The latest tools in the world of electronic thievery are deep-insert skimmers. These completely disappear into the payment device slot where you insert your card. They’re inserted deep within an ATM, “behind the shutter of a motorized card reader, and are completely hidden from the consumer,” Consumer Reports says. In conjunction with minuscule cameras and other devices, thieves can use these deep-insert scanners to steal your PIN number and any other information stored on the magnetic strip of your card.
“As the last few years have proven, skimming technology and know-how have improved and are more accessible to the general population,” T.J. Horan, vice president of fraud solutions at FICO Card Alert Services, told Consumer Reports in an interview. “So we will continue to see increases in compromises and the speed at which they occur.”
And according to a recent study from FICO Card Alert Services, this sort of financial theft is a huge—and growing—problem. There was a 70 percent increase in the number of compromised debit cards at ATMs and card readers in 2016. On top of that, the number of card readers at the same kinds of locations that were hacked went up by 30 percent.
You’re at a much greater risk for this kind of financial theft if you use nonbank ATMs, like the ones in convenience stores and hotel lobbies. It’s also more likely you’ll have your information stolen at places like remote gas stations or other “out-of-the-way merchants,” says Michael Betron, a FICO senior product manager.
Occasionally, thieves get caught when they return to the scene of the crime to retrieve the skimmers (and the data within them).

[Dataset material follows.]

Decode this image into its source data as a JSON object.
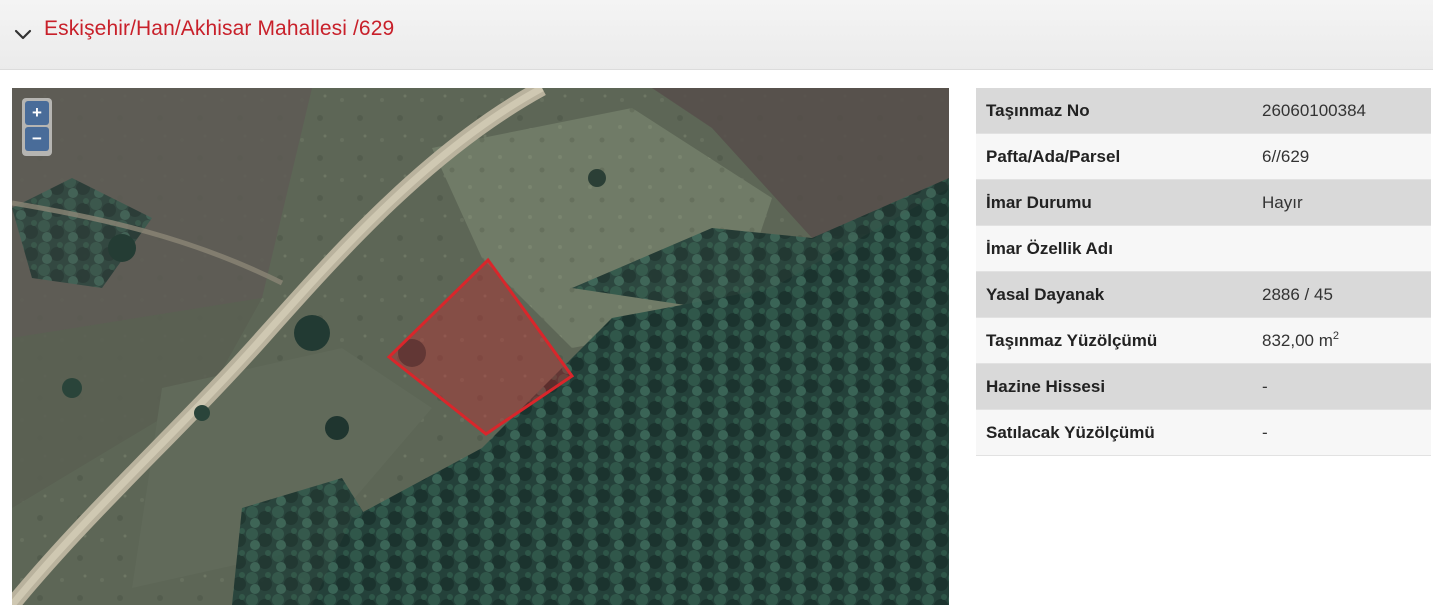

But now, many newer versions of skimmers can send data wirelessly to the criminals, who can then make duplicate debit cards and wreak havoc with them.

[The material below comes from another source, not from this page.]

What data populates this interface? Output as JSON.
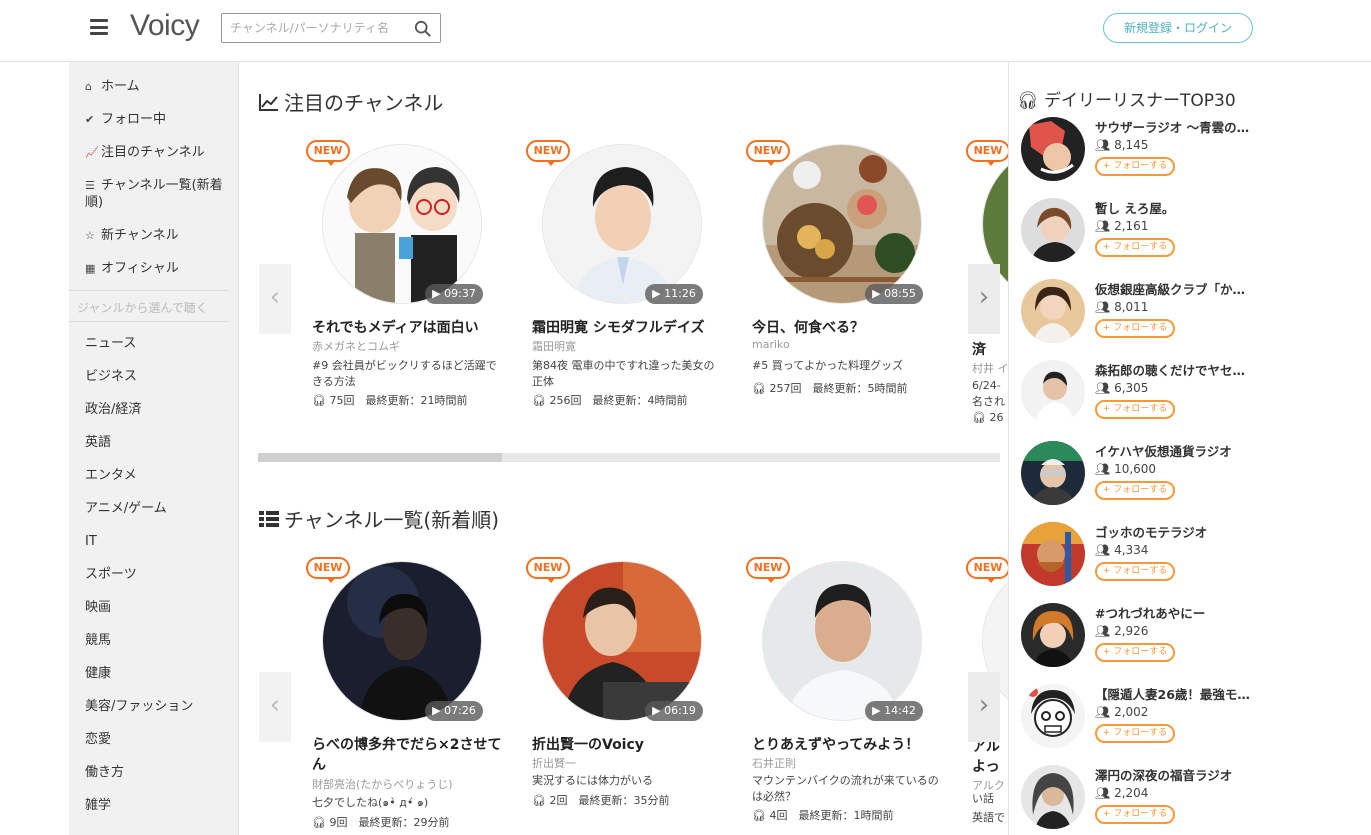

If you do realize that your card has been hacked or tampered with, you need to act fast. The sooner you notify your bank, the better. You could be on the hook for $50, $500 or the entire amount of withdrawal or unauthorized purchases.
“People really need to pay attention,” Katherine Hutt, a spokeswoman for the Better Business Bureau, told Consumer Reports. “We have convenient access to our money 24/7, but so do scammers.”
So how can you protect yourself? First, stay away from those remote gas stations and nonbank ATMs. If you can’t get cash, use the Venmo app to pay back a friend.
Also, you’re better off with a chip card than just a plain old magnetic stripe, says Owen Wild, director of marketing for security solutions at NCR Corporation. These are marginally more secure than old-school cards, but only if you insert just the chip portion of the card into a reader. If you have to insert the whole thing, you can still get your data stolen from the magnetic stripe.
Finally, look at the actual ATM or sale terminal. If something looks off, it probably is. Try wiggling the keypad or the card slot; if it’s loose or seems unstable, don’t use it. The New York City Department of Consumer Affairs also recommends studying the keypad for a raised surface or a strange color—a thief could have tampered with the keypad to record personal information as it’s typed in. Finally, some gas pumps have a security tape that seals the card reader. If that seal is broken or looks off, it’s a sign the reader could be compromised.
This all seems like a depressing amount of information to take in, but it’s better to be safe than sorry. Know where to use ATMs and where not to use them, and know what to look for when it comes to signs of tampering. That’s the best way to protect yourself, your information and your finances.